If the NAB is any guide, our big banks are raking in money hand over fist with the problem areas of the banks’ own making. These include injudicious and dud loans to the Allcos, ABC Learning, Centro and other dodgy companies.
The NAB’s earnings were of a much higher quality than any of the big US banks that reported profits for the first quarter last week (JPMorgan, Goldman Sachs, Citigroup and Wells Fargo).
Banks in the US, UK, Germany and Japan are incurring losses or making money out of trading operations as they borrow cheaply from the US Federal Reserve’s funding programs and lend it out at higher rates for mortgage refinancings, corporate loans and other deals.
The small fall in cash earnings came despite a 64% plunge in profits from the bank’s UK operations, and a 50% rise in bad debt provisions from $1.2 billion to $3.6 billion in the six months to the end of March.
The half year profit decline was directly attributed to an increase of $1.1 billion in the overall bad loan charge to NAB’s accounts — a figure that now stands at $1.8 billion.
NAB has now set aside $4.9 billion to cover bad and doubtful debts over the last year as the domestic economy has slumped towards a recession. The bank said in the statement that the increase in provisions reflected “a downgrade in customer credit ratings across all businesses.”
That figure contains a $500 million jump in specific bad loans to $1.3 billion and that is spread across all of NAB’s different businesses in Australia, New Zealand, the UK and — to a lesser extent — in the US.
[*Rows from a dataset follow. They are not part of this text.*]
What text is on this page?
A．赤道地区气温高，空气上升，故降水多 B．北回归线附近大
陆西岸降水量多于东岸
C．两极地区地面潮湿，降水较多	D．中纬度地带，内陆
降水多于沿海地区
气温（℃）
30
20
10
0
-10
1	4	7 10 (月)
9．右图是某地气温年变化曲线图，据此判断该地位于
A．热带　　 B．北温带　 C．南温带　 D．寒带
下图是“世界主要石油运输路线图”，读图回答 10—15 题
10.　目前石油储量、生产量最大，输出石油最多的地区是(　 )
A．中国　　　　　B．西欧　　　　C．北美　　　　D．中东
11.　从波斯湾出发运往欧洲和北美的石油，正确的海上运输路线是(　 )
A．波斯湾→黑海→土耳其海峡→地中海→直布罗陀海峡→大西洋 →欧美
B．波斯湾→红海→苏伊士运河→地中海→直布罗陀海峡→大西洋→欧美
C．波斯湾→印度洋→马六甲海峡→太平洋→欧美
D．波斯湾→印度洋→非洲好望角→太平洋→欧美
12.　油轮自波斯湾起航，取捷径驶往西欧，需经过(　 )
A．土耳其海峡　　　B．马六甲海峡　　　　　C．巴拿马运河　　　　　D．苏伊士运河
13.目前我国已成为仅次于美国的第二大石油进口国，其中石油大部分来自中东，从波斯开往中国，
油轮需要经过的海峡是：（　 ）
“The fall in cash earnings reflects the tough economic conditions that continued to deteriorate as the half year progressed,” CEO Cameron Clyne said in the statement.
“We continued to grow revenue while carefully managing costs, but this was offset by increased bad and doubtful debts and higher funding costs.”
In Australia, bank cash earnings rose 7.5%, while earnings at its MLC unit dropped 28%. In the UK the Clydesdale Bank Plc and Yorkshire Bank Plc saw cash earnings tumble 64% as the British banking sector came under enormous pressure. Strip out the MLC figures and the results are looking rosy indeed.
The Bank said “the Australian region grew total revenue by 9.6% with both business and retail banking recording double digit revenue growth although this was partially offset by lower wealth management revenue due to weak investment markets.
“Australia Banking cash earnings increased by 7.5% to $1.5 billion compared with the March 2008 half year. Business & Private Banking and Retail Banking both contributed. Business & Private Banking was up 7.1% to $1.0 billion and Retail Banking was up 8.6% to $0.5 billion. Revenue was 13.9% higher at $4.4 billion while expenses increased by 4.4% to $1.7 billion.”
Those are the figures of a bank sailing through a recession. It may get worse, but the NAB has enough fat and earnings to ride out any storm.
NAB shares were trading down 26 cents at $21.78 around 11.40am today. That’s a silly reaction: the result was in line with analysts’ expectations and much stronger than anyone would have believed had you listened to the doom and gloom merchants up to a month or so ago.